On a separate note, is there any required/recommended CUDA version for this tool? My understanding is that the prediction part use CPU so it does not matter much, but we are planning to try to retrain this model with additional data.

Thank you!

gschramm commented 1 year ago
  1. I just tried myself on my local Ubuntu 20.04 system with CUDA. Installation and also the test predictions worked :/ (same tensorflow version 2.11 got installed.)
  2. From the error messages that you posted, I think your tensorflow installtion is not happy with your CUDA installation (It complains about many missing cuda libraries). Not sure though if this is the issue.

To test if it is indeed related to problems with tensorflow + CUDA, can you:

  1. remove your pyapetnet conda env again: conda remove -n pyapetnet --all
  2. create a new empty env: conda create pyapetpnet + conda activate pyapetnet
  3. Install tensorflow following the official guide here: https://www.tensorflow.org/install/pip
  4. Install pyapetnet: pip install pyapetnet

In the official guide, the matching cuda-toolkit version (11.2) and cudnn version (8.1) get installed in your conda env.

You can find the required CUDA version for tensorflow here: https://www.tensorflow.org/install/source#tested_build_configurations

The install is a bit messy, since in contrast to pytorch, tensorflow did not manage to put their libs on conda-forge

cwying commented 1 year ago

Thank you! I will test it and let you know. May I ask what CUDA driver version you are current using? (if checking with nvidia-smi).

gschramm commented 1 year ago

In my test I used CUDA version 12.0 and driver version 525.78.01. So probably not optimal (maybe I should also stick to the official tensorflow install instructions)

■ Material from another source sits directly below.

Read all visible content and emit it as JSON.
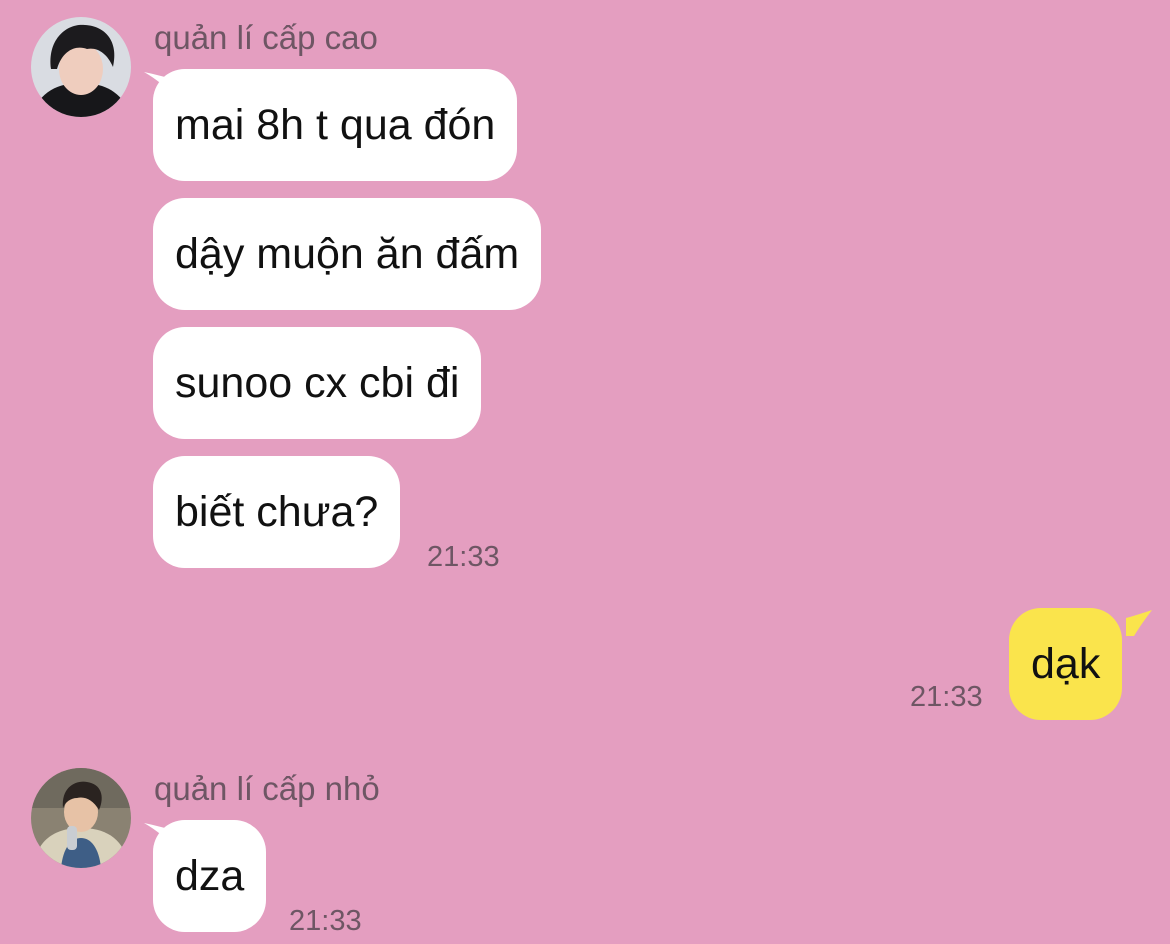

cwying commented 1 year ago

Thank you so much for the information!

cwying commented 1 year ago

Hi Georg,

I tried to install tf first following the official guide, but it still did not work. I then tried to install tf via conda despite not being recommended (conda install -c conda-forge tensorflow-gpu) first, then installed pyapetnet via pip, and it works! I am not sure why. Maybe conda just solves the compatibility issues better...

Anyway, I have one more question: how long does it take for you to run prediction on one demo case? It took me >1hr on a server with A100 GPU, which does not make sense to me.

Thanks again for your help!

gschramm commented 1 year ago

(1) Glad that at least the installation works. Prediction of the demo case (even without using any GPU) should be less than one minute. If it takes >1h then there is sth severely wrong (but I have no clue what goes wrong). If you "only" want to do predictions, you don't need any GPU. Can you maybe try to install tensorflow without GPU?

(2) Another option: Would it be an option for you to run the prediction from a docker container? We have a docker file here: https://github.com/gschramm/pyapetnet/blob/master/Dockerfile

cwying commented 1 year ago

Thank you so much for the information! We will try the options you recommended. Hopefully it will work as expected soon! I will close this issue for now.